Per quanto concerne poi la mancata utilizzazione dei conteggi riportati nel ricorso per decreto ingiuntivo, oggetto parziale del terzo motivo di ricorso, il Tribunale ha dato adeguata motivazione della sua decisione rilevando che di detti conteggi non era possibile tener conto, perché privi della indicazione del contratto che si invocava come applicabile, e quindi dei parametri di riferimento, nonché della qualifica rivestita o rivendicata e delle somme già percepite. Trattasi di una valutazione in fatto non suscettibile di censura in sede di legittimità, sia perché congruamente motivata, sia perché la ricorrente non ha riprodotto nell’impugnazione i conteggi allegati al ricorso introduttivo, sicché la Corte, che non è abilitata all’esame diretto degli atti processuali, non è in condizione di valutare la decisività delle doglianze.
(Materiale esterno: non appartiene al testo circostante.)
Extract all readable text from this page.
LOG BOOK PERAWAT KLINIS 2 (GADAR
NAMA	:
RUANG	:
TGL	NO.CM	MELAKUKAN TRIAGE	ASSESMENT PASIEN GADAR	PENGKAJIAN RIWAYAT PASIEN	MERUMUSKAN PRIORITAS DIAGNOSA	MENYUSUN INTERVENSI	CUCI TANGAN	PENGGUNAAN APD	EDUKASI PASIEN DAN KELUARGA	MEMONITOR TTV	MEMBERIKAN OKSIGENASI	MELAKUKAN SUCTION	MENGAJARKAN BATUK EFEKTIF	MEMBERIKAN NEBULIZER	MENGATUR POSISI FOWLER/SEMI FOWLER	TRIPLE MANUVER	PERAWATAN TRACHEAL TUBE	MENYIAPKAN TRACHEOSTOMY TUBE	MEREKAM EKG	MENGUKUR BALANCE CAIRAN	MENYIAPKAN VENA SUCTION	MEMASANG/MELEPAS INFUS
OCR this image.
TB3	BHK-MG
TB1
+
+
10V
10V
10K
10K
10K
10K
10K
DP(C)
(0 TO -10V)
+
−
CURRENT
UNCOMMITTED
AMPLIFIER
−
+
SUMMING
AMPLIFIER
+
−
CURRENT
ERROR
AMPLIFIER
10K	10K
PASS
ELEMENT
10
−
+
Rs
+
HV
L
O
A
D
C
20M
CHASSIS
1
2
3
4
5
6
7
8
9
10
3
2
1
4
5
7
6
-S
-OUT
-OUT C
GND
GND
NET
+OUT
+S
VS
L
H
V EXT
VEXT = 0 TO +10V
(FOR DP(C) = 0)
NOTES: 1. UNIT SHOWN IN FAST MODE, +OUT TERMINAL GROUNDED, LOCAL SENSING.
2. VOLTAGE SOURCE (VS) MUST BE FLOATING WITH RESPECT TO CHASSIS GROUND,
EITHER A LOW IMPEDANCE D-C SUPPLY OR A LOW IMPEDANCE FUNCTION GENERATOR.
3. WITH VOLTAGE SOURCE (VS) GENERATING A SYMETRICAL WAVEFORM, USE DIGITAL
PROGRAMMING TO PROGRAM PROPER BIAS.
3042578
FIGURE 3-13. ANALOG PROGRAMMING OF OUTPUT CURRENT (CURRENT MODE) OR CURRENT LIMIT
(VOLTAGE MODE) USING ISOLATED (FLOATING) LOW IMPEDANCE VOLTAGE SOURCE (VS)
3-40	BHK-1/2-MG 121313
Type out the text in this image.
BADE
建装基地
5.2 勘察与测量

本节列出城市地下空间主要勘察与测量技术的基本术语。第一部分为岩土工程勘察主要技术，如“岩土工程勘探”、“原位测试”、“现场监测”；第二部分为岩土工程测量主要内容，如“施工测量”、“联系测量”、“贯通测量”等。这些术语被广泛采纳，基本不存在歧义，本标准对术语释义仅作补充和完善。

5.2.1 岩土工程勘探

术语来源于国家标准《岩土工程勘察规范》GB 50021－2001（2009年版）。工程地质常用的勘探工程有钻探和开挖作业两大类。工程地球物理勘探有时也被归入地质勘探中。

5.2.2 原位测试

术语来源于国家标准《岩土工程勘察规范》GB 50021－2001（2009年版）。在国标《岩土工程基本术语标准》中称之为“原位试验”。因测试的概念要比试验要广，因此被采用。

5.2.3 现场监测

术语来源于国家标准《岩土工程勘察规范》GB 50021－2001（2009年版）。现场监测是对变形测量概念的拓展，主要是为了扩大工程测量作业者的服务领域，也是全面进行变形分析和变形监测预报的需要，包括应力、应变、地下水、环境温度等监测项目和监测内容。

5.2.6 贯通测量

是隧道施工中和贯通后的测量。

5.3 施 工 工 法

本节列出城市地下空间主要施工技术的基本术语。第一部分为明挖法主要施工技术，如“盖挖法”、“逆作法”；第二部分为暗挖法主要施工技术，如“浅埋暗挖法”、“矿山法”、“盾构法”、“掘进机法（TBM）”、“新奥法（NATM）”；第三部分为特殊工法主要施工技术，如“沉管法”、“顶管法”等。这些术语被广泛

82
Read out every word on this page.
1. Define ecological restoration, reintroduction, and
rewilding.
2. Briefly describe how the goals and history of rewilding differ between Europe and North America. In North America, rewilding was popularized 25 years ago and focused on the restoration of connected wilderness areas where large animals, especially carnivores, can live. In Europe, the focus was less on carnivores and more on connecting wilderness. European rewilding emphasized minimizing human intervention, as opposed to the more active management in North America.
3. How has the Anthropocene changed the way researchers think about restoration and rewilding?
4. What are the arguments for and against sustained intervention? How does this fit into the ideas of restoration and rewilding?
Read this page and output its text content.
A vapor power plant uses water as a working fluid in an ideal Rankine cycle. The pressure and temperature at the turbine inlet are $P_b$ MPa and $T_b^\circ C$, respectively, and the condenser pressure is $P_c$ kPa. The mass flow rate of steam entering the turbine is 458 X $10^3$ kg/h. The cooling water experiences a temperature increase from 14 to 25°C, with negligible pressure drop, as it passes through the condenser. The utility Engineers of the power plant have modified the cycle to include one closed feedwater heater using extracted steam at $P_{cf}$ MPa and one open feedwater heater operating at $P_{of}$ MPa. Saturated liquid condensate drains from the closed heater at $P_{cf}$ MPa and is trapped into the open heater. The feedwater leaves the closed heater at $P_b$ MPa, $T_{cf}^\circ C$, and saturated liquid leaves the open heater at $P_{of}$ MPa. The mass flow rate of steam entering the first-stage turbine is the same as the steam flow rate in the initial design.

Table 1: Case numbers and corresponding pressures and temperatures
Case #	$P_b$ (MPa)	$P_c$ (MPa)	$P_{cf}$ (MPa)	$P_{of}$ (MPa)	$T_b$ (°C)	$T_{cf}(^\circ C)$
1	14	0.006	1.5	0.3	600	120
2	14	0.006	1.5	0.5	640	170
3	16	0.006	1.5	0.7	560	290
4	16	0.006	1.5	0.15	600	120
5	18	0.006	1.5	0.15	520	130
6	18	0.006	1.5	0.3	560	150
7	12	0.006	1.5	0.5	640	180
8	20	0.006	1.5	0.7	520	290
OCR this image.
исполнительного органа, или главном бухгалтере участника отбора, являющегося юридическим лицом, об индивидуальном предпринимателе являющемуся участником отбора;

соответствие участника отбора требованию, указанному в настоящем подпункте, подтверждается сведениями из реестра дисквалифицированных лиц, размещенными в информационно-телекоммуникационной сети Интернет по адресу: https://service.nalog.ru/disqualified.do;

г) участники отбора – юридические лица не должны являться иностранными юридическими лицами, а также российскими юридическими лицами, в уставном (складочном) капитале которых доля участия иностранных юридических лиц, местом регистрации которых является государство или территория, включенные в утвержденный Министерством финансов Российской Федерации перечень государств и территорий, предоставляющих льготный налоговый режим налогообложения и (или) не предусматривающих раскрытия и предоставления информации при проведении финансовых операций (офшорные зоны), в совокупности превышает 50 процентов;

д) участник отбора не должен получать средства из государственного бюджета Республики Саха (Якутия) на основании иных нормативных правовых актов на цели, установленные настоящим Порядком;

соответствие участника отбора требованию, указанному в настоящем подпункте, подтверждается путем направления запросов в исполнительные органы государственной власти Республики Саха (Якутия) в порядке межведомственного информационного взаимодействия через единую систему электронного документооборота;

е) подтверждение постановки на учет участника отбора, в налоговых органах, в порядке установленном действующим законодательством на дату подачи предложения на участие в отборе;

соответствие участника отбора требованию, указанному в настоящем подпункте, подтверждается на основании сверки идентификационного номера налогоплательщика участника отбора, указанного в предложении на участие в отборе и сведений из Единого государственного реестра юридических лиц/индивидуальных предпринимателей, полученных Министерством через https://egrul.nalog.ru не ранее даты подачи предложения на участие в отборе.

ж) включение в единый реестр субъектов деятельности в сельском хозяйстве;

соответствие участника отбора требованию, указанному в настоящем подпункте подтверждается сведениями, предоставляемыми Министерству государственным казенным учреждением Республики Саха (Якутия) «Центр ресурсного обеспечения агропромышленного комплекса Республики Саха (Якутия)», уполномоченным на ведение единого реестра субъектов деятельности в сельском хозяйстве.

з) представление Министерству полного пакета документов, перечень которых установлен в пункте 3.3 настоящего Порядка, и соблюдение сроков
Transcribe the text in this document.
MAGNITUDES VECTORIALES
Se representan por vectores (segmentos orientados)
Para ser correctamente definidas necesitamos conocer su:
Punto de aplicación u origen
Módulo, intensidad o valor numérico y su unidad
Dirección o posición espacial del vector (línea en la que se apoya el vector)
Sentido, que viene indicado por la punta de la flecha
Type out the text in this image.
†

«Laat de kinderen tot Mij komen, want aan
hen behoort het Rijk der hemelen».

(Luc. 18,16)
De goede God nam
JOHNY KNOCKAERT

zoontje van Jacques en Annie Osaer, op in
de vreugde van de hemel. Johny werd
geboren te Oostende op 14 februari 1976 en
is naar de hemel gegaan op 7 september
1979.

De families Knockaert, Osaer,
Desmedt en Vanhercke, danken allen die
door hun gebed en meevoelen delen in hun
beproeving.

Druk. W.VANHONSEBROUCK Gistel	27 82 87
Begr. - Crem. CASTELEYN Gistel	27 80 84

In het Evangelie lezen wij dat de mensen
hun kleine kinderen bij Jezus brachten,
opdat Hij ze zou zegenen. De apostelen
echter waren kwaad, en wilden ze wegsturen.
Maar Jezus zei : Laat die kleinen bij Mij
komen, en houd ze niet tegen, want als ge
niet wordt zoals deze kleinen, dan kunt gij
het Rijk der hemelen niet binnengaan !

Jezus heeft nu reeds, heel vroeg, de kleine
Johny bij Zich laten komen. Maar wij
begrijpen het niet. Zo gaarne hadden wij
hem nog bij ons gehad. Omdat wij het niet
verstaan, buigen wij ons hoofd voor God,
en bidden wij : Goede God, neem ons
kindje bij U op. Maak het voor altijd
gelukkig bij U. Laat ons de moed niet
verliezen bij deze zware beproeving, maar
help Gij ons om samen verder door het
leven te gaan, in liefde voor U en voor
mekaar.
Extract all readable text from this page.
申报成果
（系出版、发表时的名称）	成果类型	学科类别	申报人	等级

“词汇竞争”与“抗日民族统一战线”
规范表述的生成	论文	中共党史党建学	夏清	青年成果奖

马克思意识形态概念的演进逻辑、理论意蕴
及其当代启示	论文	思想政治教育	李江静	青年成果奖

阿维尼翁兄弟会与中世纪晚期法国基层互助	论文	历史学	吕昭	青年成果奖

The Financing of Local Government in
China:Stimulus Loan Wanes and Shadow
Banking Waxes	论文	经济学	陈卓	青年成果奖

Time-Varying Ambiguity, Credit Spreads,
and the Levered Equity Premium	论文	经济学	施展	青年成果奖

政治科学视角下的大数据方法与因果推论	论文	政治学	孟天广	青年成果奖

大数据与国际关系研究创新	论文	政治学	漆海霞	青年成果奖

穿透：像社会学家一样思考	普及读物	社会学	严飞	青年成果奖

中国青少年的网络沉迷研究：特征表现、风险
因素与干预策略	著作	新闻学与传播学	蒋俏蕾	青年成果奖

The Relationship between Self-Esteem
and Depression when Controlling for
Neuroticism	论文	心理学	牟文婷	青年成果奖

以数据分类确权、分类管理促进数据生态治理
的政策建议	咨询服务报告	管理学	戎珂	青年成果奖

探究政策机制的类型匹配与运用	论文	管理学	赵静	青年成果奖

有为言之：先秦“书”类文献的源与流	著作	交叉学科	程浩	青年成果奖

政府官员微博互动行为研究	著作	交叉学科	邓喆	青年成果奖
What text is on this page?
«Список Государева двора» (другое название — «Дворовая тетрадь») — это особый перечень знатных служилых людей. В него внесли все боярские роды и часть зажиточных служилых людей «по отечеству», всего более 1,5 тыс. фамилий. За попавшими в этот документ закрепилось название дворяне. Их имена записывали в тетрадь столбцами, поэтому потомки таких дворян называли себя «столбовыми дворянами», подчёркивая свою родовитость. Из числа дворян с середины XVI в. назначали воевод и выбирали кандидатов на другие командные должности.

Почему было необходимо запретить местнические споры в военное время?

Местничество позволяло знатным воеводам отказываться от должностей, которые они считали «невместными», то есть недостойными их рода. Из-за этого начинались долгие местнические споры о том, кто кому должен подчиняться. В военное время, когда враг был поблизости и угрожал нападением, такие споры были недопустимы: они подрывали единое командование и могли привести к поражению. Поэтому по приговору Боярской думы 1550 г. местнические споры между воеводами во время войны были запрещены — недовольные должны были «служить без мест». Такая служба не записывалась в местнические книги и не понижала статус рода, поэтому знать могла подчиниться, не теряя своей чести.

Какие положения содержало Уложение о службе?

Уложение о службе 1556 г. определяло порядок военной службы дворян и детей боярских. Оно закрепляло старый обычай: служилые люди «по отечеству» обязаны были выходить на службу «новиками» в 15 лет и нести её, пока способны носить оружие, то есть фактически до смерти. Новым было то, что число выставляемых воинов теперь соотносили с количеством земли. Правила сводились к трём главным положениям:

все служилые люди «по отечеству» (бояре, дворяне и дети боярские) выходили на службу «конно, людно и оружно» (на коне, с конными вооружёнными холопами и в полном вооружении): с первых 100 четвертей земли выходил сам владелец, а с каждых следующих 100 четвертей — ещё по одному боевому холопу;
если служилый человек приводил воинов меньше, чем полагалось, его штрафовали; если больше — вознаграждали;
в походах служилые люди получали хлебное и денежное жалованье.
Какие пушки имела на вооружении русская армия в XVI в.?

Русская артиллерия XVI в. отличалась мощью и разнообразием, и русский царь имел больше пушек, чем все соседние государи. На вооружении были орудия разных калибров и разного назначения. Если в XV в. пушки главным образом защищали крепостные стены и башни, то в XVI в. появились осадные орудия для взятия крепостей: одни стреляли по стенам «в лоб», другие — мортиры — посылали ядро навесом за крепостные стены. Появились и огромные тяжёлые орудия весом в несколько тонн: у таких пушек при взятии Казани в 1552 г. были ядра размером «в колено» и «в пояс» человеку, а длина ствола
In definitiva, deve essere accolto il primo motivo, mentre il secondo motivo ed il primo profilo di censura del terzo devono essere respinti, restando assorbito il secondo profilo di censura del terzo motivo. Di conseguenza le sentenze impugnate devono essere cassate in relazione al motivo accolto e la causa rinviata ad altro giudice, designato in dispositivo, che provvederà anche alla liquidazione delle spese del presente giudizio di cassazione.

P.Q.M.

La Corte accoglie il primo motivo di ricorso, rigetta il secondo ed il primo profilo di censura del terzo; dichiara assorbito il secondo profilo di censura del terzo motivo; cassa le sentenza impugnate in relazione al motivo accolto e rinvia, anche per la liquidazione delle spese del giudizio di cassazione, alla Corte di Appello di Roma.